Interesting, so was it the cudatoolkit=11.6?
Yep. There's no 11.4 on pytorch channel, and also pytorch kept being installed without GPU support.
I needed to specifically ask for pytorch-cuda (and hence -c nvidia
), and also for higher cudatoolkit version for compatibility with pytorch (since pytorch-cuda=11.3 is afair unavailable there).
Thank you this is very useful. I will test to see if this change works on our cluster and then I will push it to the repo!
My gpu also can't work at that moment by following the readme.
@zhihao-2022 could you make a new issue and add some information about how you installed the program, what kind of machine with what kind of operating system you have, and also whether pytorch is able to see the GPU?
Hello @jamaliki ,
I have similar issue -CUDA is not available - but this fix doesn't work for me.
So more in the details - the modelangelo runs but without cuda. (I have cuda 11.8; Centos 7)
The error
(model_angelo) [caroline@lvx0862 model-angelo]$ model_angelo build -v /home/caroline/Documents/Phenix/new_heptamer_extraction_mask__with__best__J1427/classes_of__heptamers__from_cl_J1514__from__J1513/J1631__cl0/cryosparc_P4_J1631_007_volume_map.mrc -pf /home/caroline/Documents/Phenix/sequence/P11076.fasta -o output ---------------------------- ModelAngelo ----------------------------- By Kiarash Jamali, Scheres Group, MRC Laboratory of Molecular Biology --------------------- Initial C-alpha prediction --------------------- 0%| | 0/9261 [00:00<?, ?it/s]/home/caroline/miniconda3/envs/model_angelo/lib/python3.9/site-packages/torch/amp/autocast_mode.py:250: UserWarning: User provided device_type of 'cuda', but CUDA is not available.

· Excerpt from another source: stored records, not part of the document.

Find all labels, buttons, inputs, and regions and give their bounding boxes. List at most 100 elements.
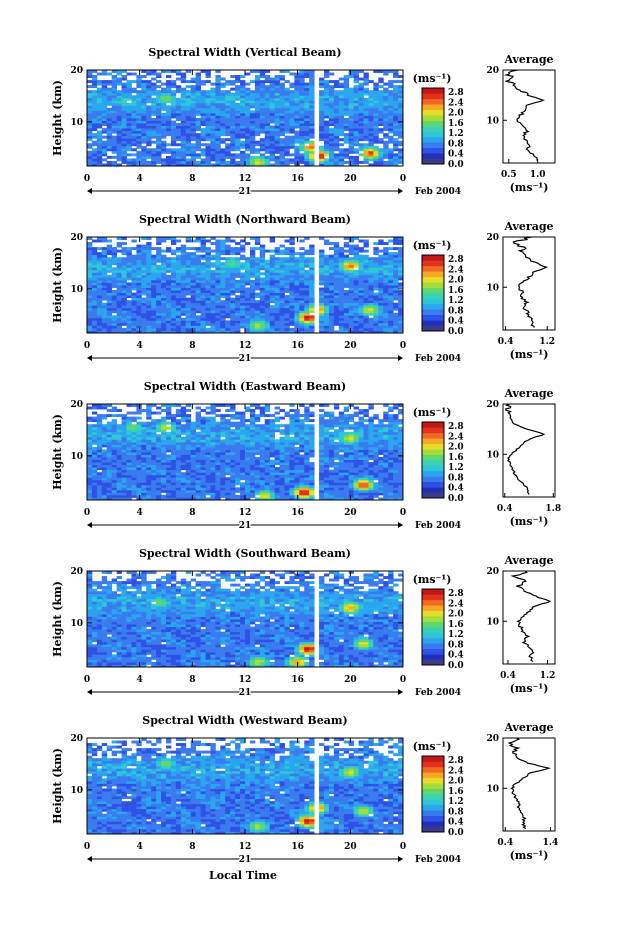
colorbar-segment bbox=[422, 158, 444, 165]
colorbar-tick-label: 1.6 bbox=[448, 787, 464, 797]
spectral-width-panel-0: Spectral Width (Vertical Beam) 10 20 Height… bbox=[51, 46, 556, 199]
average-x-axis-title: (ms⁻¹) bbox=[510, 181, 549, 194]
colorbar-tick-label: 1.6 bbox=[448, 286, 464, 296]
y-tick-label: 20 bbox=[70, 66, 83, 76]
colorbar-unit: (ms⁻¹) bbox=[413, 406, 452, 419]
y-tick-label: 20 bbox=[70, 567, 83, 577]
colorbar-segment bbox=[422, 422, 444, 428]
x-tick-label: 0 bbox=[400, 174, 406, 184]
colorbar-segment bbox=[422, 260, 444, 267]
colorbar-segment bbox=[422, 293, 444, 299]
x-tick-label: 0 bbox=[84, 341, 90, 351]
colorbar-tick-label: 0.0 bbox=[448, 327, 464, 337]
average-y-tick-label: 10 bbox=[486, 450, 499, 460]
y-axis-title: Height (km) bbox=[51, 414, 64, 490]
x-tick-label: 0 bbox=[400, 341, 406, 351]
y-tick-label: 20 bbox=[70, 734, 83, 744]
colorbar-segment bbox=[422, 265, 444, 272]
x-tick-label: 4 bbox=[137, 174, 143, 184]
colorbar-tick-label: 0.8 bbox=[448, 139, 464, 149]
colorbar-tick-label: 2.0 bbox=[448, 610, 464, 620]
x-tick-label: 0 bbox=[84, 508, 90, 518]
colorbar-segment bbox=[422, 476, 444, 483]
average-x-tick-label: 1.2 bbox=[539, 337, 555, 347]
average-profile-line bbox=[507, 737, 552, 830]
average-y-tick-label: 10 bbox=[486, 784, 499, 794]
colorbar-segment bbox=[422, 287, 444, 294]
colorbar-segment bbox=[422, 282, 444, 288]
x-tick-label: 0 bbox=[400, 675, 406, 685]
x-tick-label: 20 bbox=[344, 341, 357, 351]
colorbar-segment bbox=[422, 449, 444, 455]
day-arrow-left bbox=[87, 355, 92, 361]
colorbar-segment bbox=[422, 648, 444, 655]
x-tick-label: 12 bbox=[239, 675, 252, 685]
average-y-tick-label: 20 bbox=[486, 66, 499, 76]
colorbar-tick-label: 2.4 bbox=[448, 98, 464, 108]
average-title: Average bbox=[503, 554, 553, 567]
colorbar-segment bbox=[422, 142, 444, 149]
x-tick-label: 0 bbox=[400, 508, 406, 518]
colorbar-segment bbox=[422, 766, 444, 773]
panel-title: Spectral Width (Southward Beam) bbox=[139, 547, 351, 560]
colorbar-segment bbox=[422, 810, 444, 817]
x-tick-label: 16 bbox=[291, 508, 304, 518]
colorbar-tick-label: 2.4 bbox=[448, 599, 464, 609]
average-y-tick-label: 10 bbox=[486, 617, 499, 627]
x-tick-label: 8 bbox=[189, 174, 195, 184]
colorbar-tick-label: 2.0 bbox=[448, 276, 464, 286]
average-y-tick-label: 20 bbox=[486, 233, 499, 243]
colorbar-tick-label: 2.4 bbox=[448, 766, 464, 776]
colorbar-segment bbox=[422, 432, 444, 439]
colorbar-segment bbox=[422, 804, 444, 811]
y-tick-label: 20 bbox=[70, 233, 83, 243]
colorbar-tick-label: 0.8 bbox=[448, 807, 464, 817]
colorbar-segment bbox=[422, 136, 444, 143]
colorbar-segment bbox=[422, 643, 444, 650]
day-label: 21 bbox=[239, 521, 252, 531]
x-tick-label: 16 bbox=[291, 174, 304, 184]
x-tick-label: 0 bbox=[84, 174, 90, 184]
colorbar-segment bbox=[422, 88, 444, 94]
colorbar-frame bbox=[421, 87, 445, 165]
average-x-axis-title: (ms⁻¹) bbox=[510, 515, 549, 528]
colorbar-segment bbox=[422, 443, 444, 450]
colorbar-segment bbox=[422, 794, 444, 800]
panel-title: Spectral Width (Vertical Beam) bbox=[148, 46, 341, 59]
colorbar-tick-label: 1.6 bbox=[448, 453, 464, 463]
panel-title: Spectral Width (Eastward Beam) bbox=[144, 380, 346, 393]
day-arrow-right bbox=[398, 188, 403, 194]
average-x-axis-title: (ms⁻¹) bbox=[510, 348, 549, 361]
date-label: Feb 2004 bbox=[415, 688, 461, 698]
x-tick-label: 4 bbox=[137, 341, 143, 351]
colorbar-tick-label: 1.2 bbox=[448, 463, 464, 473]
x-tick-label: 16 bbox=[291, 675, 304, 685]
average-frame bbox=[502, 403, 556, 498]
x-tick-label: 20 bbox=[344, 675, 357, 685]
colorbar-segment bbox=[422, 320, 444, 326]
colorbar-tick-label: 0.4 bbox=[448, 484, 464, 494]
colorbar-segment bbox=[422, 325, 444, 332]
colorbar-segment bbox=[422, 783, 444, 789]
colorbar-segment bbox=[422, 761, 444, 768]
day-arrow-left bbox=[87, 689, 92, 695]
date-label: Feb 2004 bbox=[415, 855, 461, 865]
day-label: 21 bbox=[239, 855, 252, 865]
colorbar-segment bbox=[422, 826, 444, 833]
colorbar-tick-label: 0.4 bbox=[448, 651, 464, 661]
average-profile-line bbox=[504, 403, 546, 495]
x-tick-label: 20 bbox=[344, 174, 357, 184]
day-label: 21 bbox=[239, 187, 252, 197]
average-x-tick-label: 0.4 bbox=[498, 337, 514, 347]
x-tick-label: 16 bbox=[291, 842, 304, 852]
colorbar-segment bbox=[422, 298, 444, 305]
colorbar-segment bbox=[422, 788, 444, 795]
colorbar-tick-label: 0.0 bbox=[448, 828, 464, 838]
colorbar-segment bbox=[422, 487, 444, 493]
colorbar-segment bbox=[422, 659, 444, 666]
average-y-tick-label: 10 bbox=[486, 283, 499, 293]
colorbar-tick-label: 0.8 bbox=[448, 306, 464, 316]
colorbar-segment bbox=[422, 594, 444, 601]
colorbar-tick-label: 2.8 bbox=[448, 255, 464, 265]
day-label: 21 bbox=[239, 688, 252, 698]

Disabling warnings.warn( /home/caroline/miniconda3/envs/model_angelo/lib/python3.9/site-packages/torch/utils/checkpoint.py:429: UserWarning: torch.utils.checkpoint: please pass in use_reentrant=True or use_reentrant=False explicitly. The default value of use_reentrant will be updated to be False in the future. To maintain current behavior, pass use_reentrant=True. It is recommended that you use use_reentrant=False. Refer to docs for more details on the differences between the two variants. warnings.warn( ^Z [2]+ Stopped
- Reistallation of torch with cuda goes fine. But the error is still the same.
- Command import torch leads to nowhere
(model_angelo) [caroline@lvx0862 model-angelo]$ python Python 3.9.18 (main, Sep 11 2023, 13:41:44) [GCC 11.2.0] :: Anaconda, Inc. on linux Type "help", "copyright", "credits" or "license" for more information.
import torch torch.cuda.is_available() False
Moreover - when I type import torch command inside modelangelo conda env it doesn't respond but the cross appears instead of cursor. Until I click the mouse - nothing changes. When I click the mouse - the command disappeares.
Could you please help?
thank you.
sincerely, Dmitry
Hi @DmitrySemchonok ,
Are you able to verify that the server has access to GPUs?
When you install torch alone in an environment, does torch.cuda.is_available()
give you True
?
If that is the case, could you try installing torch with CUDA and then installing ModelAngelo with the new pip install command and let me know if you still have issues?